Similarly, the 1935 all-star production of DAVID COPPERFIELD for M-G-M under David O. Selznick’s guidance and the direction of George Cukor presents a central character (Freddie Bartholomew as a youth, Frank Lawton as an adult) who arises from the horrible circumstances created by his widowed mother’s (Elizabeth Allan) remarriage to the inhuman Murdstone (Basil Rathbone) to become a successful author and claim his true love (Madge Evans). These elements and an array of fascinating characters and incidents make Dickens ideal viewing for both the holidays and around the year.
And although it was unsuccessful commercially and with critics at the time of its release in 1947, the British adaptation of “Nicholas Nickleby,” directed by Alberto Cavalcanti, plays just as well as the better-known versions of Dickens’s efforts. Indeed, the New York Times’ critique of this film on its original release summed up what it believed was its major problem: “Nicholas Nickleby,” though produced with care by Ealing Studios, didn’t compare favorably with the well-regarded “Great Expectations” of the previous year, or even with 1948’s filming of “Oliver Twist.”
But comparisons aside, “Nicholas Nickleby” is compelling viewing as the title hero (Derek Bond) overcomes adversity and an evil relative (Sir Cedric Hardwicke) to restore his family to comfort and security. It’s not the better-known stage epic of the 1980s but it doesn’t deserve the dismissal it’s gotten over the years. Its release into the public domain and home video distribution has given this “Nicholas Nickleby” a new lease on life.
And don’t forget, if you’re in the mood, Universal’s 1935 production of “The Mystery of Edwin Drood,” created in the wake of the success that greeted the studio’s “Great Expectations” (and helmed by the same director, Stuart Walker) of the previous year. It’s an admirable attempt to resolve Dickens’s last and unfinished novel involving an opium-addicted choirmaster (Claude Rains) and the probe into the Christmas Eve slaying of his nephew (David Manners), blamed on the half-caste youth (Douglass Montgomery) who was the nephew’s rival for the hand of the choirmaster’s pupil (Heather Angel). It’s more in the thriller mode, with the holiday setting offering a unique atmosphere for the gothic doings to play out, but offers diverting viewing at this time of the year.

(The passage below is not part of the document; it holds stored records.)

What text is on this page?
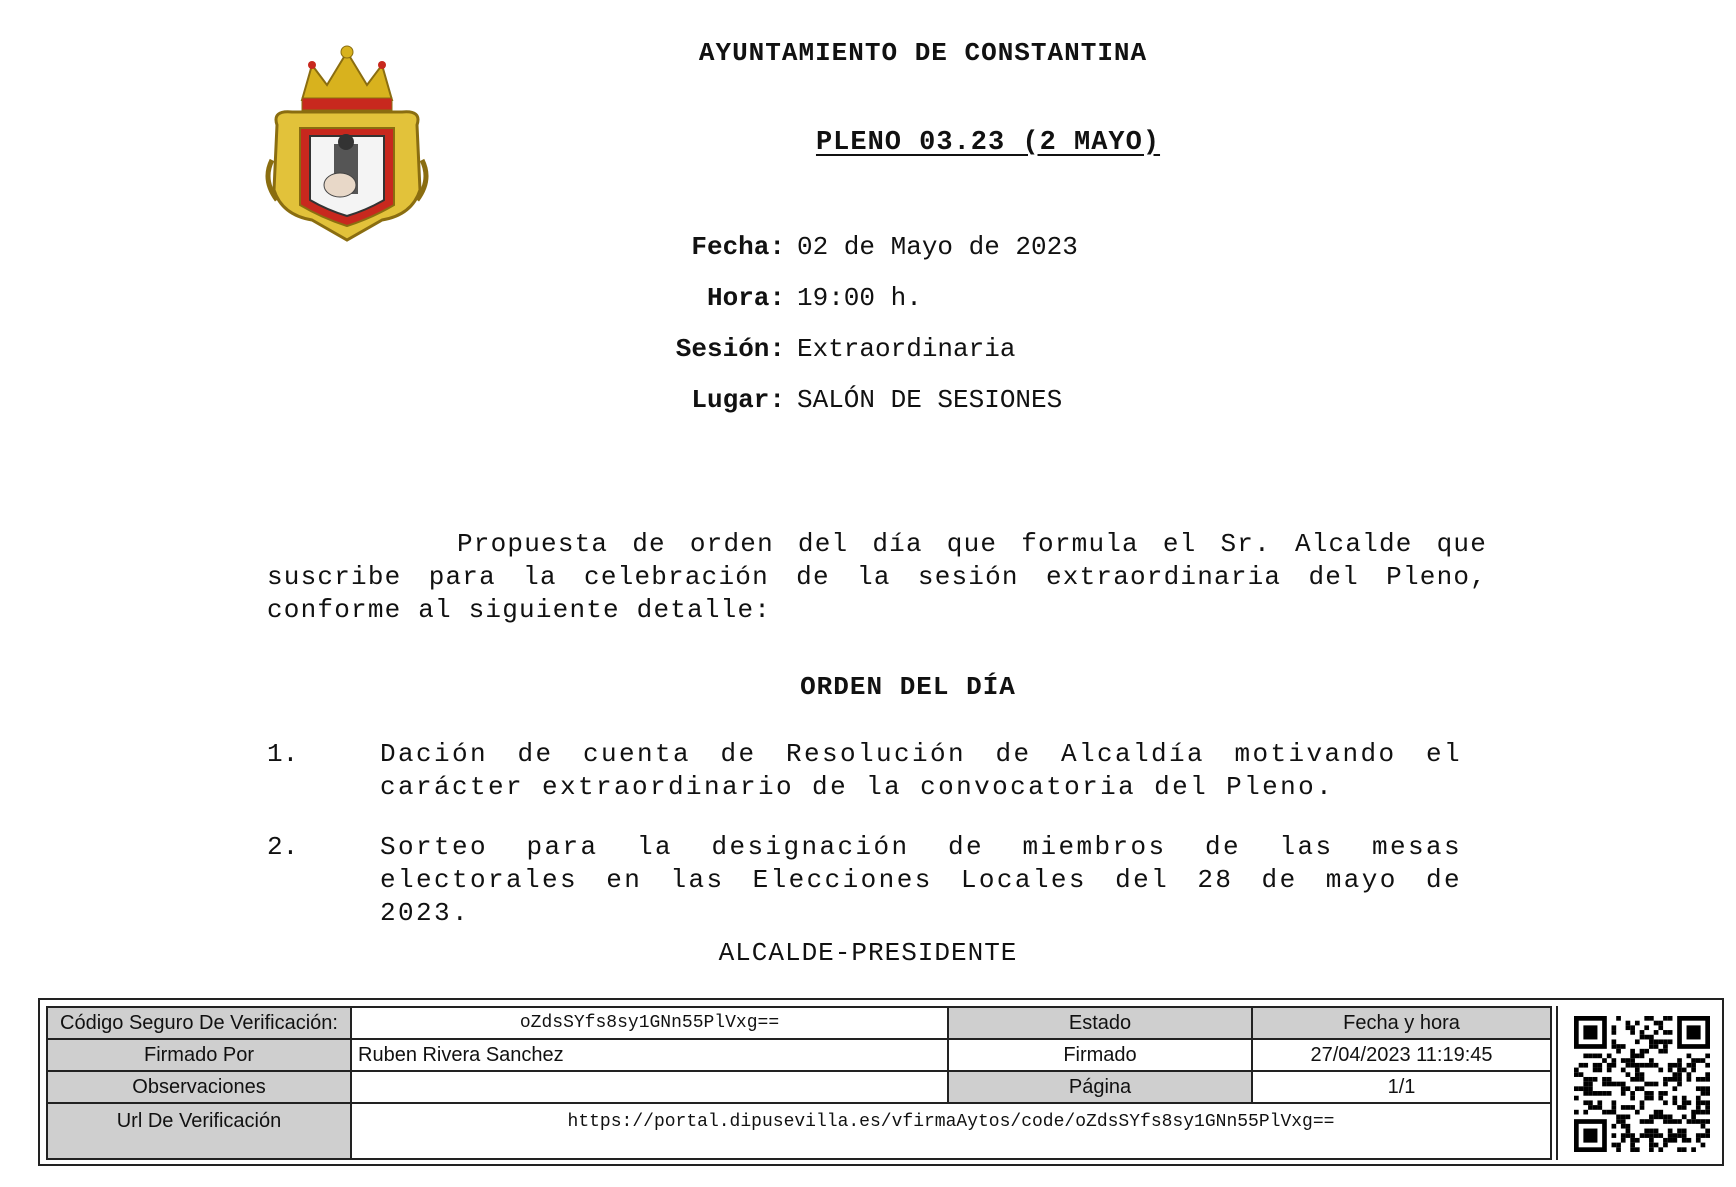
AYUNTAMIENTO DE CONSTANTINA
PLENO 03.23 (2 MAYO)
Fecha: 02 de Mayo de 2023
Hora: 19:00 h.
Sesión: Extraordinaria
Lugar: SALÓN DE SESIONES
Propuesta de orden del día que formula el Sr. Alcalde que suscribe para la celebración de la sesión extraordinaria del Pleno, conforme al siguiente detalle:
ORDEN DEL DÍA
1.	Dación de cuenta de Resolución de Alcaldía motivando el carácter extraordinario de la convocatoria del Pleno.
2.	Sorteo para la designación de miembros de las mesas electorales en las Elecciones Locales del 28 de mayo de 2023.
ALCALDE-PRESIDENTE
Código Seguro De Verificación:	oZdsSYfs8sy1GNn55PlVxg==	Estado	Fecha y hora
Firmado Por	Ruben Rivera Sanchez	Firmado	27/04/2023 11:19:45
Observaciones		Página	1/1
Url De Verificación	https://portal.dipusevilla.es/vfirmaAytos/code/oZdsSYfs8sy1GNn55PlVxg==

So while not all of Dickens’s works lend themselves to the definition of a Christmas movie, a good majority of the cinema derived from his novels and tales are as welcome now as they are in mid-summer. The author’s concerns with the human condition shown in his works make for good drama as well as comedy, and are fine reminders as to why these films, like the fiction on which they are based, are classics of the form.
* Dziemianowicz, “Foreward” to “Charles Dickens’s Christmas Tales,” New York: Bonanza Books, 1985, p. viii.
** Clarke and Tom Weaver, “To ‘B’ or Not to ‘B’: A Film Actor’s Odyssey,” Baltimore, Md.: Midnight Marquee Press, 1996, p. 170.
Kevin Kelly, who was affiliated with Ohio Valley Publishing for 21 years when not watching old movies, resides in Vinton, Ohio.